The big picture: Large majorities across demographic groups use smartphones, but habits vary by age, income and education.
- Younger U.S. adults are most likely to own one, finds a 2025 survey by the Pew Research Center.
Zoom out: Some states, including Utah, California and Texas, saw rates closer to 95% — while West Virginia, Vermont and Maine came in around 90% or below.
Zoom in: Both sides of the state line came in just under the national mark, with 92.6% of Kansas households and 92.1% of Missouri households reporting smartphones in 2024, per the American Community Survey.
- For a growing share of households, the phone is the only computer.
- About 12% of Jackson County households and nearly 19% in Wyandotte County had a smartphone but no desktop, laptop or tablet, a common measure of the digital divide.

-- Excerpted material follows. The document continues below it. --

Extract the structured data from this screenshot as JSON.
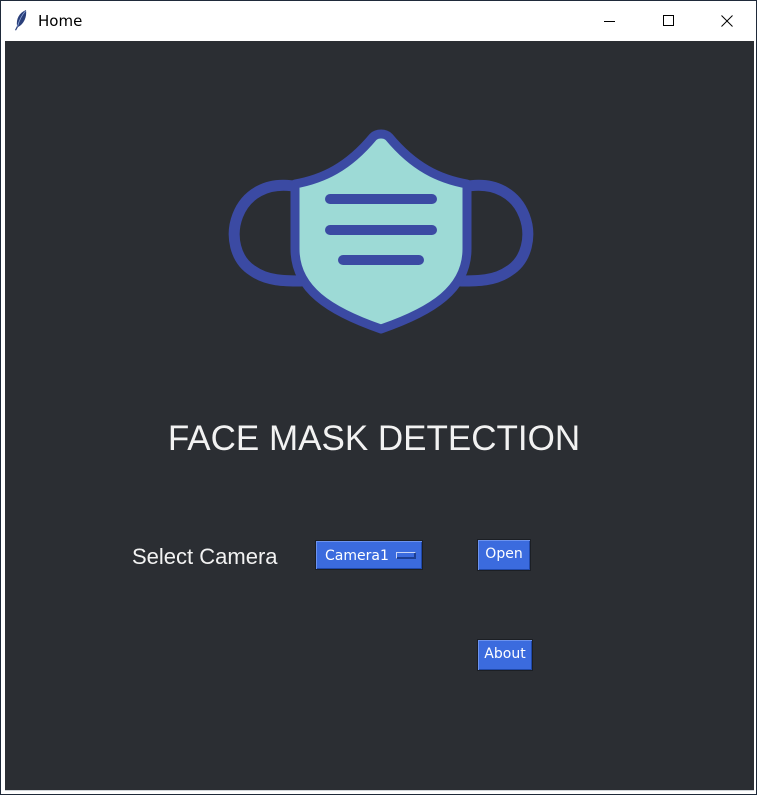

State of play: With a phone in nearly every home, both states have started regulating where and what we scroll.
- Missouri's bell-to-bell school phone ban took effect this school year, pulling devices out of K-12 classrooms statewide.
- A 2024 Kansas law requires age verification for certain sites with content harmful to minors, and Missouri's then-attorney general filed a first-in-the-nation rule letting users pick their own content moderator, which legal experts question.
- Even governments have limited their devices: Kansas banned TikTok from state-owned tech in 2022, the same month Congress passed a federal device ban authored by Missouri Sen. Josh Hawley.